The Arabidopsis microRNA156 (miR156) regulates 11 members of the SQUAMOSA PROMOTER BINDING PROTEIN LIKE (SPL) family by base pairing to complementary target mRNAs. Each SPL gene further regulates a set of other genes; thus, miR156 controls numerous genes through a complex gene regulation network. Increased axillary branching occurs in transgenic Arabidopsis overexpressing miR156b, similar to that observed in loss-of-function max3 and max4 mutants with lesions in carotenoid cleavage dioxygenases. Arabidopsis miR156b was found to enhance carotenoid levels and reproductive shoot branching when expressed in Brassica napus, suggesting a link between miR156b expression and carotenoid metabolism. However, details of the miR156 regulatory network of SPL genes related to carotenoid metabolism are not known.

Results

In this study, an Arabidopsis T-DNA enhancer mutant, sk156, was identified due to its altered branching and trichome morphology and increased seed carotenoid levels compared to wild type (WT) ecovar Columbia. Enhanced miR156b expression due to the 35S enhancers present on the T-DNA insert was responsible for these phenotypes.
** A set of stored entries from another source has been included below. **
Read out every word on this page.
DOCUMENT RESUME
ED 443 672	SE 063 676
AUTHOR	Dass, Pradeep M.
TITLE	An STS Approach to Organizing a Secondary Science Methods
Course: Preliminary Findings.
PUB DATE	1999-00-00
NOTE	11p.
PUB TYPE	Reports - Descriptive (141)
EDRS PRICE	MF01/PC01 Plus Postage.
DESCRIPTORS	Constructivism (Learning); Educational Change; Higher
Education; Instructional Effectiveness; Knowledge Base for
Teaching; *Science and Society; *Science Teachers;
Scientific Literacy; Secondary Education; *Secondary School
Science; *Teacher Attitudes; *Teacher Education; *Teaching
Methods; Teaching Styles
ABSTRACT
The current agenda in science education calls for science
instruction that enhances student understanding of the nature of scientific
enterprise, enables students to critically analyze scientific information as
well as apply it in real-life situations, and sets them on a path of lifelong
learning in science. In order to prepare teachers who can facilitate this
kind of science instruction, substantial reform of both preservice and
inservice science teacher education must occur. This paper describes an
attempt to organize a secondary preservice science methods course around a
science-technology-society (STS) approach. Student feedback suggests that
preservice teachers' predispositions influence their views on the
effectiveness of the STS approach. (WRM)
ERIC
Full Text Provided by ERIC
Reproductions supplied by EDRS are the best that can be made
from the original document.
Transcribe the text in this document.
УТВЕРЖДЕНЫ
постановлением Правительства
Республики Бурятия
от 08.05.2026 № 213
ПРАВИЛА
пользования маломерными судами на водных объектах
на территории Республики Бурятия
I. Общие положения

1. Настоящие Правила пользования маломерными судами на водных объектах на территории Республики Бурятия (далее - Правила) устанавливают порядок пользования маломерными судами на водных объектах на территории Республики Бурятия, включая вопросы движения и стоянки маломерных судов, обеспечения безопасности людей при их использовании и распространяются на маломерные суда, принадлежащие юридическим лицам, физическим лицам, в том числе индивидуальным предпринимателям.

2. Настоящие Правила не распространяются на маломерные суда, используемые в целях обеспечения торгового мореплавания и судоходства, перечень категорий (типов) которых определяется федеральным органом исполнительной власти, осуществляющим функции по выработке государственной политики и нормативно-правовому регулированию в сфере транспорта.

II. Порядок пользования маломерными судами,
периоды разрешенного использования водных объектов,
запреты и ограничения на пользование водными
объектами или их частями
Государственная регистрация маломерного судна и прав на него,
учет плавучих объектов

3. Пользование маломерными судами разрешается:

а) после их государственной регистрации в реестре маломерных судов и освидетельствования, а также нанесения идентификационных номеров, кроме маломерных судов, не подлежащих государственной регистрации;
Constitutive and leaf primodium-specific expression of a miR156-insensitive (mutated) SPL15 (SPL15m) largely restored WT seed carotenoid levels and plant morphology when expressed in sk156. The Arabidopsis native miR156-sensitive SPL15 (SPL15n) and SPL15m driven by a native SPL15 promoter did not restore the WT phenotype in sk156. Our findings suggest that SPL15 function is somewhat redundant with other SPL family members, which collectively affect plant phenotypes. Moreover, substantially decreased miR156b transcript levels in sk156 expressing SPL15m, together with the presence of multiple repeats of SPL-binding GTAC core sequence close to the miR156b transcription start site, suggested feedback regulation of miR156b expression by SPL15. This was supported by the demonstration of specific in vitro interaction between DNA-binding SBP domain of SPL15 and the proximal promoter sequence of miR156b.

Conclusions

Enhanced miR156b expression in sk156 leads to the mutant phenotype including carotenoid levels in the seed through suppression of SPL15 and other SPL target genes. Moreover, SPL15 has a regulatory role not only for downstream components, but also for its own upstream regulator miR156b.